Amy Widderich is a woman in near constant motion.
Whether it’s walking a queasy child from a classroom, taking a temperature or dispensing hugs and encouragement to anxious kids, Widderich, the nurse at Grove Park Elementary School in Burlington, rarely gets to complete a sentence before she’s interrupted by a child, or a teacher, or one of the other staff at the school.
“I get here early so I can catch up on email, check for faxes, get myself organized, and in the morning I usually greet the kids,” she said when asked how her day looks. “I have a couple of students who come in and take daily meds, and then the flow of kids off of the bus starts.”
Sure enough, once kids start swarming into the building, a handful of them make their way into the health room next to the principal’s office.

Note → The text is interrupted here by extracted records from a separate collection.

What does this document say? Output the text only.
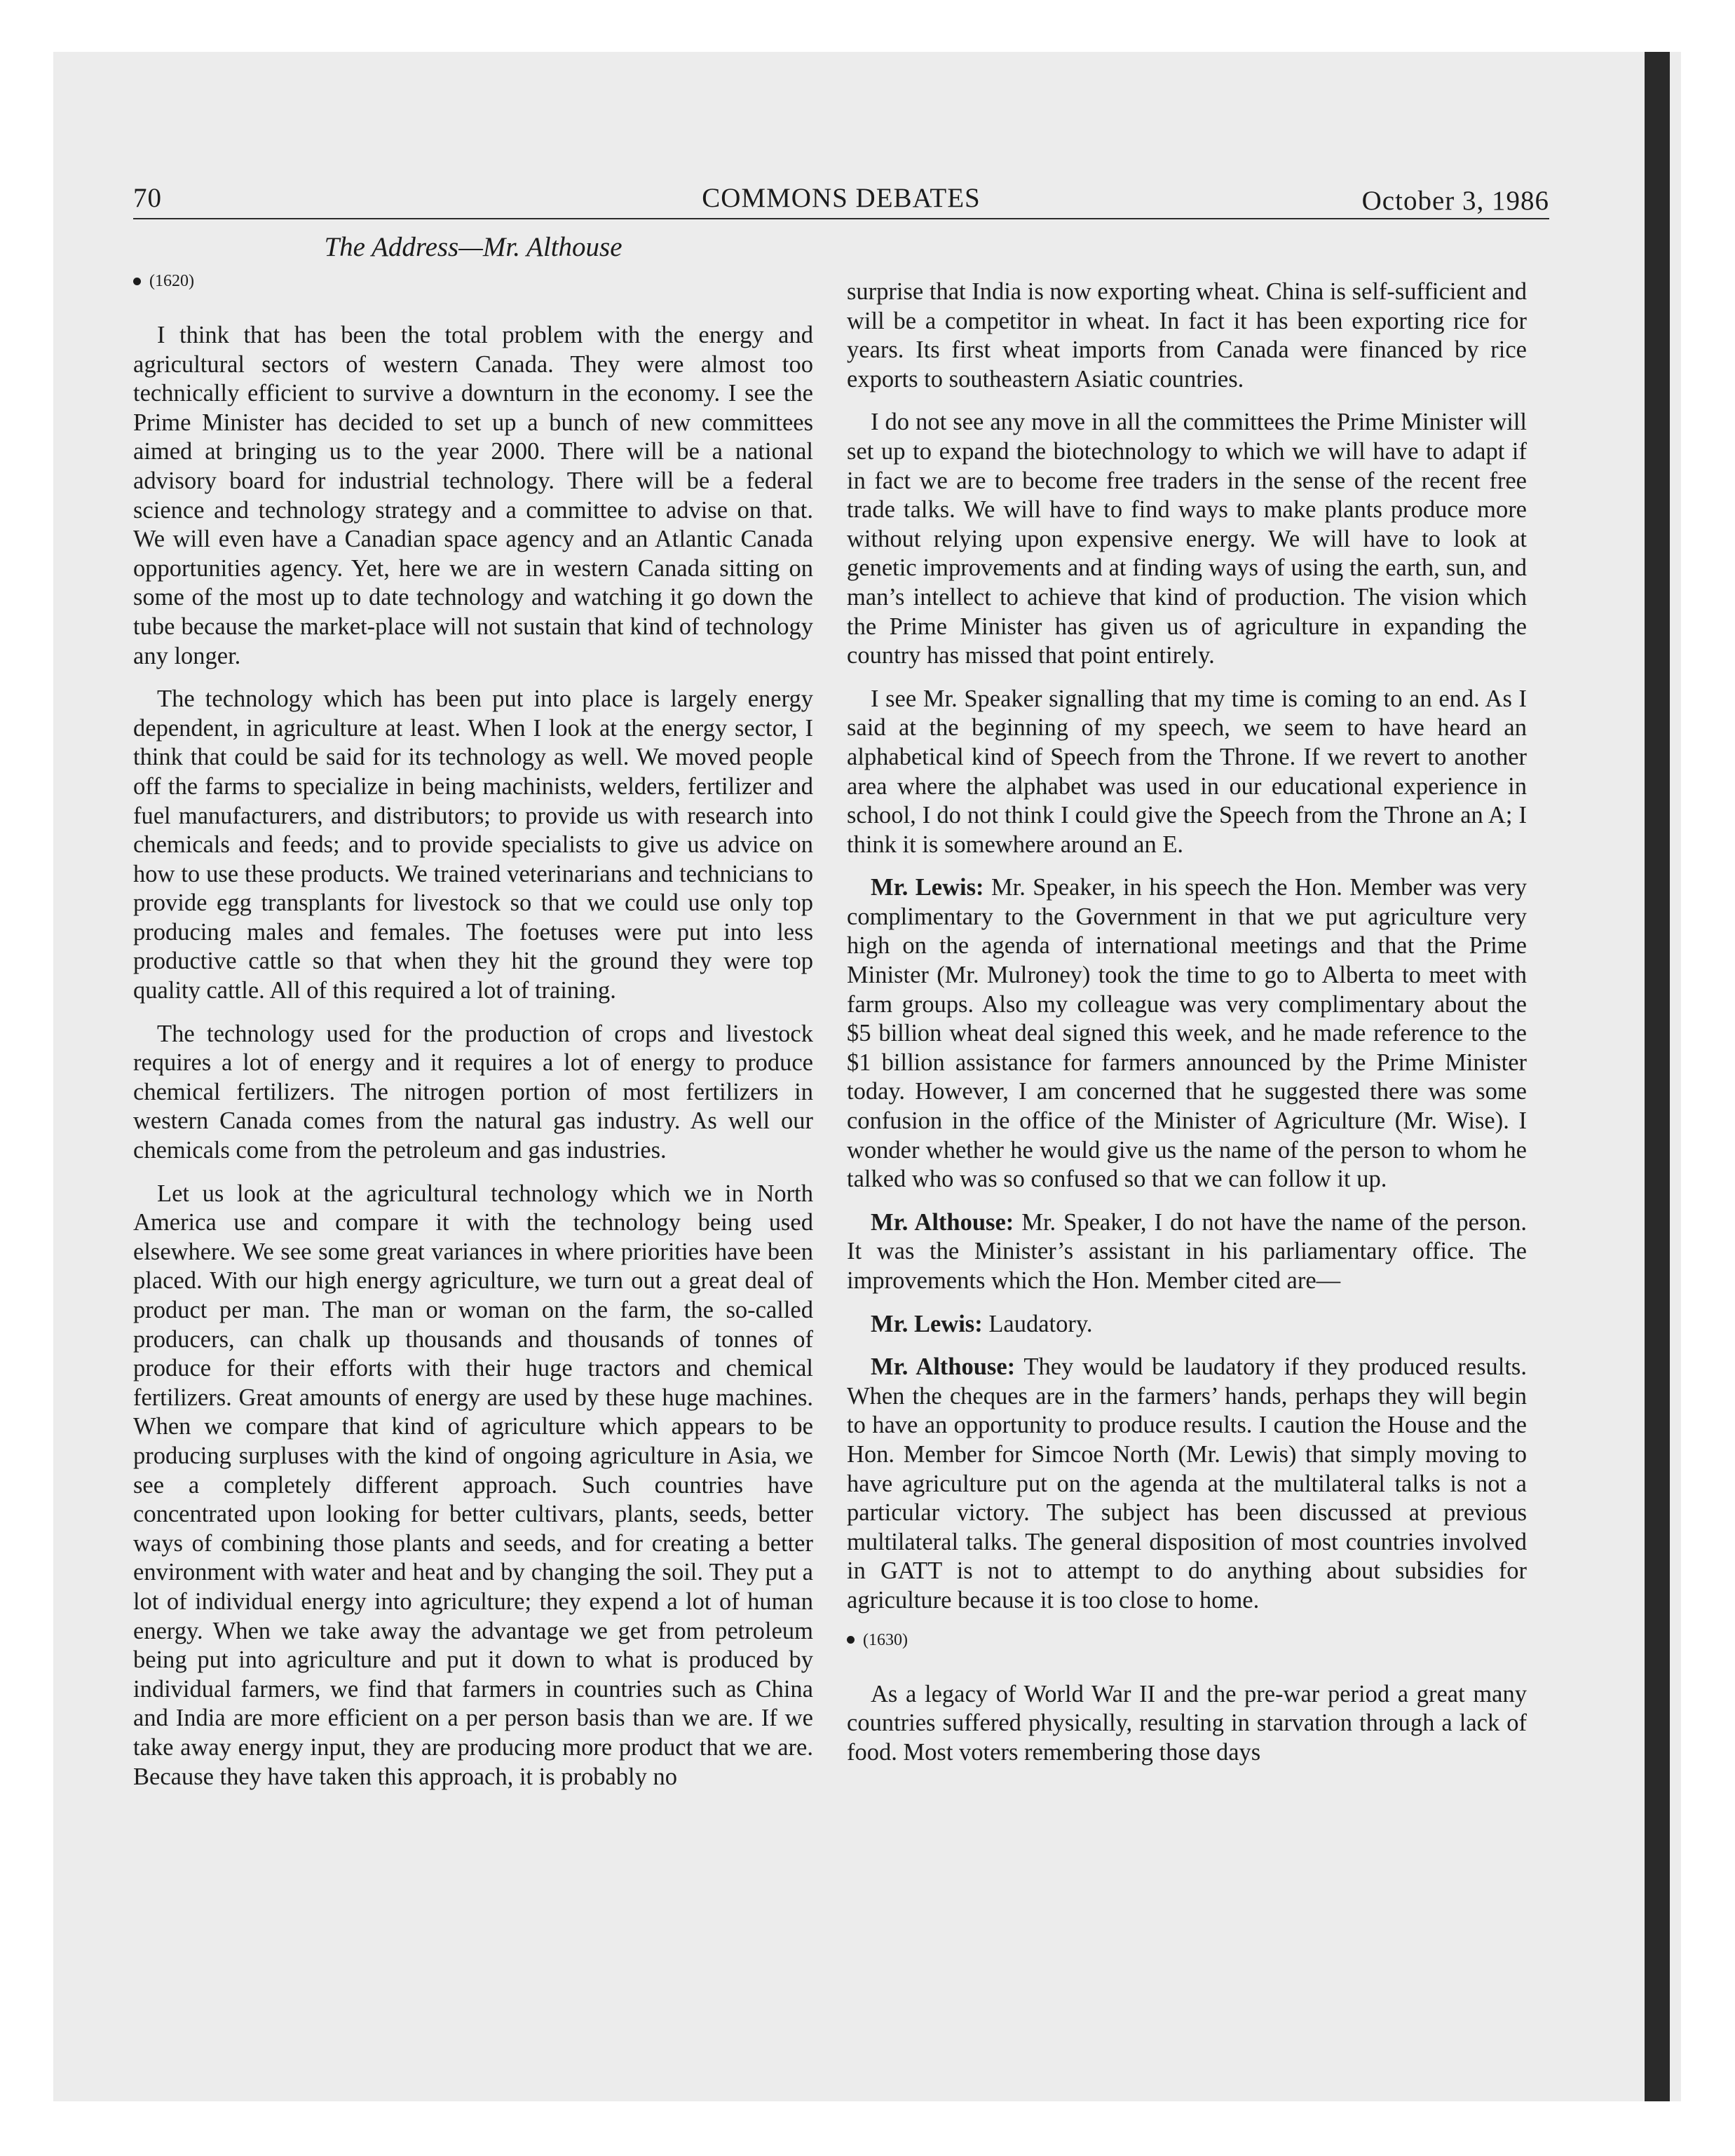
70	COMMONS DEBATES	October 3, 1986
The Address—Mr. Althouse
(1620)

I think that has been the total problem with the energy and agricultural sectors of western Canada. They were almost too technically efficient to survive a downturn in the economy. I see the Prime Minister has decided to set up a bunch of new committees aimed at bringing us to the year 2000. There will be a national advisory board for industrial technology. There will be a federal science and technology strategy and a committee to advise on that. We will even have a Canadian space agency and an Atlantic Canada opportunities agency. Yet, here we are in western Canada sitting on some of the most up to date technology and watching it go down the tube because the market-place will not sustain that kind of technology any longer.

The technology which has been put into place is largely energy dependent, in agriculture at least. When I look at the energy sector, I think that could be said for its technology as well. We moved people off the farms to specialize in being machinists, welders, fertilizer and fuel manufacturers, and distributors; to provide us with research into chemicals and feeds; and to provide specialists to give us advice on how to use these products. We trained veterinarians and technicians to provide egg transplants for livestock so that we could use only top producing males and females. The foetuses were put into less productive cattle so that when they hit the ground they were top quality cattle. All of this required a lot of training.

The technology used for the production of crops and livestock requires a lot of energy and it requires a lot of energy to produce chemical fertilizers. The nitrogen portion of most fertilizers in western Canada comes from the natural gas industry. As well our chemicals come from the petroleum and gas industries.

Let us look at the agricultural technology which we in North America use and compare it with the technology being used elsewhere. We see some great variances in where priorities have been placed. With our high energy agriculture, we turn out a great deal of product per man. The man or woman on the farm, the so-called producers, can chalk up thousands and thousands of tonnes of produce for their efforts with their huge tractors and chemical fertilizers. Great amounts of energy are used by these huge machines. When we compare that kind of agriculture which appears to be producing surpluses with the kind of ongoing agriculture in Asia, we see a completely different approach. Such countries have concentrated upon looking for better cultivars, plants, seeds, better ways of combining those plants and seeds, and for creating a better environment with water and heat and by changing the soil. They put a lot of individual energy into agriculture; they expend a lot of human energy. When we take away the advantage we get from petroleum being put into agriculture and put it down to what is produced by individual farmers, we find that farmers in countries such as China and India are more efficient on a per person basis than we are. If we take away energy input, they are producing more product that we are. Because they have taken this approach, it is probably no

surprise that India is now exporting wheat. China is self-sufficient and will be a competitor in wheat. In fact it has been exporting rice for years. Its first wheat imports from Canada were financed by rice exports to southeastern Asiatic countries.

I do not see any move in all the committees the Prime Minister will set up to expand the biotechnology to which we will have to adapt if in fact we are to become free traders in the sense of the recent free trade talks. We will have to find ways to make plants produce more without relying upon expensive energy. We will have to look at genetic improvements and at finding ways of using the earth, sun, and man’s intellect to achieve that kind of production. The vision which the Prime Minister has given us of agriculture in expanding the country has missed that point entirely.

I see Mr. Speaker signalling that my time is coming to an end. As I said at the beginning of my speech, we seem to have heard an alphabetical kind of Speech from the Throne. If we revert to another area where the alphabet was used in our educational experience in school, I do not think I could give the Speech from the Throne an A; I think it is somewhere around an E.

Mr. Lewis: Mr. Speaker, in his speech the Hon. Member was very complimentary to the Government in that we put agriculture very high on the agenda of international meetings and that the Prime Minister (Mr. Mulroney) took the time to go to Alberta to meet with farm groups. Also my colleague was very complimentary about the $5 billion wheat deal signed this week, and he made reference to the $1 billion assistance for farmers announced by the Prime Minister today. However, I am concerned that he suggested there was some confusion in the office of the Minister of Agriculture (Mr. Wise). I wonder whether he would give us the name of the person to whom he talked who was so confused so that we can follow it up.

Mr. Althouse: Mr. Speaker, I do not have the name of the person. It was the Minister’s assistant in his parliamentary office. The improvements which the Hon. Member cited are—

Mr. Lewis: Laudatory.

Mr. Althouse: They would be laudatory if they produced results. When the cheques are in the farmers’ hands, perhaps they will begin to have an opportunity to produce results. I caution the House and the Hon. Member for Simcoe North (Mr. Lewis) that simply moving to have agriculture put on the agenda at the multilateral talks is not a particular victory. The subject has been discussed at previous multilateral talks. The general disposition of most countries involved in GATT is not to attempt to do anything about subsidies for agriculture because it is too close to home.

(1630)

As a legacy of World War II and the pre-war period a great many countries suffered physically, resulting in starvation through a lack of food. Most voters remembering those days
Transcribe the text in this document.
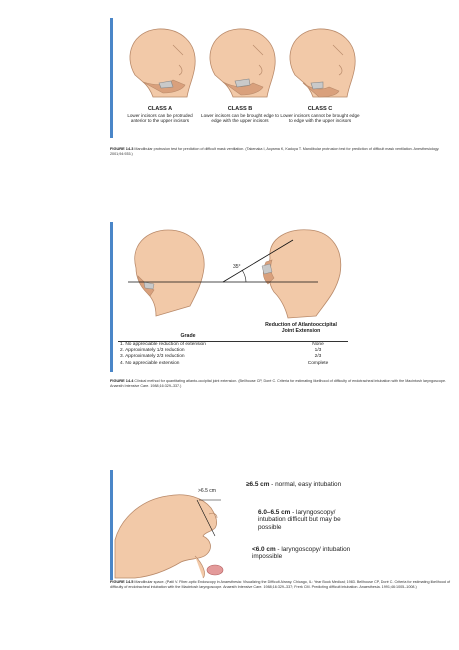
CLASS A
Lower incisors can be protruded anterior to the upper incisors
CLASS B
Lower incisors can be brought edge to edge with the upper incisors
CLASS C
Lower incisors cannot be brought edge to edge with the upper incisors
FIGURE 14.3 Mandibular protrusion test for prediction of difficult mask ventilation. (Takenaka I, Aoyama K, Kadoya T. Mandibular protrusion test for prediction of difficult mask ventilation. Anesthesiology. 2001;94:935.)
35°
Grade
Reduction of Atlantooccipital Joint Extension
1. No appreciable reduction of extension	None
2. Approximately 1/3 reduction	1/3
3. Approximately 2/3 reduction	2/3
4. No appreciable extension	Complete
FIGURE 14.4 Clinical method for quantitating atlanto-occipital joint extension. (Bellhouse CP, Doré C. Criteria for estimating likelihood of difficulty of endotracheal intubation with the Macintosh laryngoscope. Anaesth Intensive Care. 1988;16:329–337.)
>6.5 cm
≥6.5 cm - normal, easy intubation
6.0–6.5 cm - laryngoscopy/ intubation difficult but may be possible
<6.0 cm - laryngoscopy/ intubation impossible
FIGURE 14.5 Mandibular space. (Patil V. Fiber-optic Endoscopy in Anaesthesia: Visualizing the Difficult Airway. Chicago, IL: Year Book Medical; 1983. Bellhouse CP, Doré C. Criteria for estimating likelihood of difficulty of endotracheal intubation with the Macintosh laryngoscope. Anaesth Intensive Care. 1988;16:329–337; Frerk CM. Predicting difficult intubation. Anaesthesia. 1991;46:1005–1008.)
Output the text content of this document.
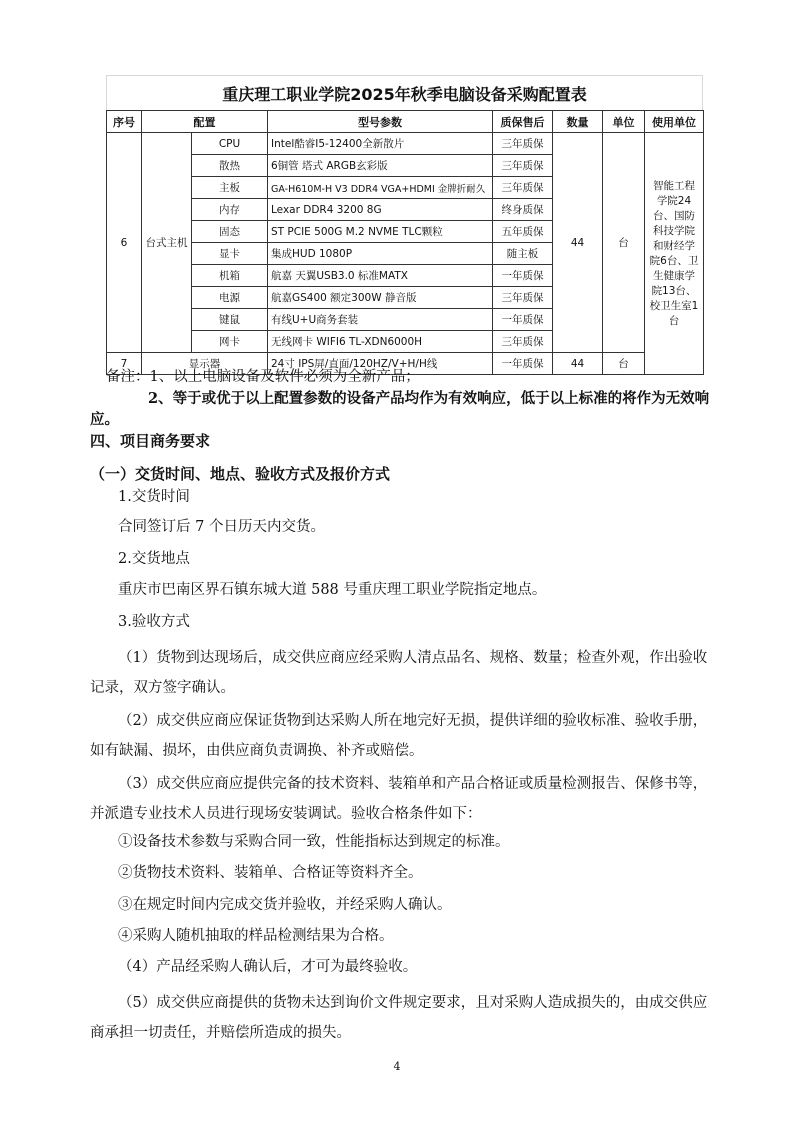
重庆理工职业学院2025年秋季电脑设备采购配置表
序号	配置		型号参数	质保售后	数量	单位	使用单位
6	台式主机	CPU	Intel酷睿I5-12400全新散片	三年质保	44	台	智能工程学院24台、国防科技学院和财经学院6台、卫生健康学院13台、校卫生室1台
		散热	6铜管 塔式 ARGB玄彩版	三年质保			
		主板	GA-H610M-H V3 DDR4 VGA+HDMI 金牌折耐久	三年质保			
		内存	Lexar DDR4 3200 8G	终身质保			
		固态	ST PCIE 500G M.2 NVME TLC颗粒	五年质保			
		显卡	集成HUD 1080P	随主板			
		机箱	航嘉 天翼USB3.0 标准MATX	一年质保			
		电源	航嘉GS400 额定300W 静音版	三年质保			
		键鼠	有线U+U商务套装	一年质保			
		网卡	无线网卡 WIFI6 TL-XDN6000H	三年质保			
7	显示器		24寸 IPS屏/直面/120HZ/V+H/H线	一年质保	44	台	
备注：1、以上电脑设备及软件必须为全新产品；
2、等于或优于以上配置参数的设备产品均作为有效响应，低于以上标准的将作为无效响应。
四、项目商务要求
（一）交货时间、地点、验收方式及报价方式
1.交货时间
合同签订后 7 个日历天内交货。
2.交货地点
重庆市巴南区界石镇东城大道 588 号重庆理工职业学院指定地点。
3.验收方式
（1）货物到达现场后，成交供应商应经采购人清点品名、规格、数量；检查外观，作出验收记录，双方签字确认。
（2）成交供应商应保证货物到达采购人所在地完好无损，提供详细的验收标准、验收手册，如有缺漏、损坏，由供应商负责调换、补齐或赔偿。
（3）成交供应商应提供完备的技术资料、装箱单和产品合格证或质量检测报告、保修书等，并派遣专业技术人员进行现场安装调试。验收合格条件如下：
①设备技术参数与采购合同一致，性能指标达到规定的标准。
②货物技术资料、装箱单、合格证等资料齐全。
③在规定时间内完成交货并验收，并经采购人确认。
④采购人随机抽取的样品检测结果为合格。
（4）产品经采购人确认后，才可为最终验收。
（5）成交供应商提供的货物未达到询价文件规定要求，且对采购人造成损失的，由成交供应商承担一切责任，并赔偿所造成的损失。
4
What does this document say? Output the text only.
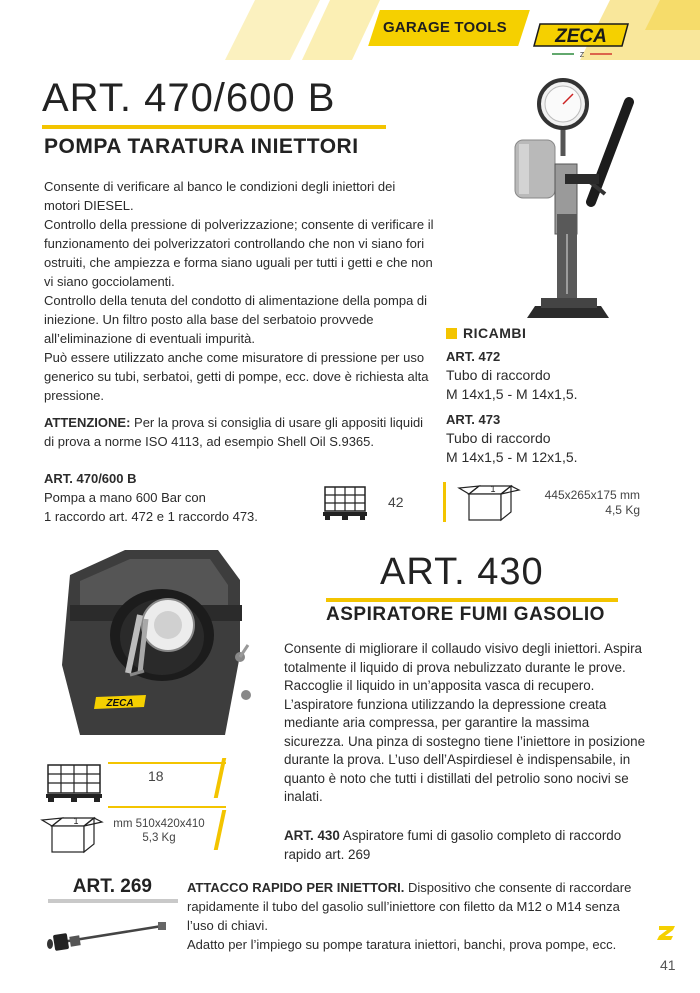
GARAGE TOOLS	ZECA
Z
ART. 470/600 B
POMPA TARATURA INIETTORI

Consente di verificare al banco le condizioni degli iniettori dei motori DIESEL.

Controllo della pressione di polverizzazione; consente di verificare il funzionamento dei polverizzatori controllando che non vi siano fori ostruiti, che ampiezza e forma siano uguali per tutti i getti e che non vi siano gocciolamenti.

Controllo della tenuta del condotto di alimentazione della pompa di iniezione. Un filtro posto alla base del serbatoio provvede all’eliminazione di eventuali impurità.

Può essere utilizzato anche come misuratore di pressione per uso generico su tubi, serbatoi, getti di pompe, ecc. dove è richiesta alta pressione.

ATTENZIONE: Per la prova si consiglia di usare gli appositi liquidi di prova a norme ISO 4113, ad esempio Shell Oil S.9365.
ART. 470/600 B
Pompa a mano 600 Bar con
1 raccordo art. 472 e 1 raccordo 473.
42
1	445x265x175 mm
4,5 Kg
RICAMBI
ART. 472
Tubo di raccordo
M 14x1,5 - M 14x1,5.
ART. 473
Tubo di raccordo
M 14x1,5 - M 12x1,5.
ART. 430
ASPIRATORE FUMI GASOLIO
Consente di migliorare il collaudo visivo degli iniettori. Aspira totalmente il liquido di prova nebulizzato durante le prove. Raccoglie il liquido in un’apposita vasca di recupero. L’aspiratore funziona utilizzando la depressione creata mediante aria compressa, per garantire la massima sicurezza. Una pinza di sostegno tiene l’iniettore in posizione durante la prova. L’uso dell’Aspirdiesel è indispensabile, in quanto è noto che tutti i distillati del petrolio sono nocivi se inalati.
ART. 430 Aspiratore fumi di gasolio completo di raccordo rapido art. 269
ZECA
18
1	mm 510x420x410
5,3 Kg
ART. 269	ATTACCO RAPIDO PER INIETTORI. Dispositivo che consente di raccordare rapidamente il tubo del gasolio sull’iniettore con filetto da M12 o M14 senza l’uso di chiavi.
Adatto per l’impiego su pompe taratura iniettori, banchi, prova pompe, ecc.
41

By 7:40 a.m., there’s one child with autism sitting on the day bed eating breakfast, another arrives complaining of a tummy ache, all the while a teacher bends Widderich’s ear about a student whose psychiatric medicine seems to be making him more agitated.
Widderich takes it all in stride. What she’s able to do — dig in, get to know students and staff, teach prevention activities, monitor illnesses, administer medications and more — has been made possible, in part, because Grove Park is the only school she’s responsible for.
But across North Carolina, most local school districts are unable to have a nurse in every school. About 41 percent of school nurses serve one school, 36 percent serve two and 22 percent of school nurses serve three or more schools.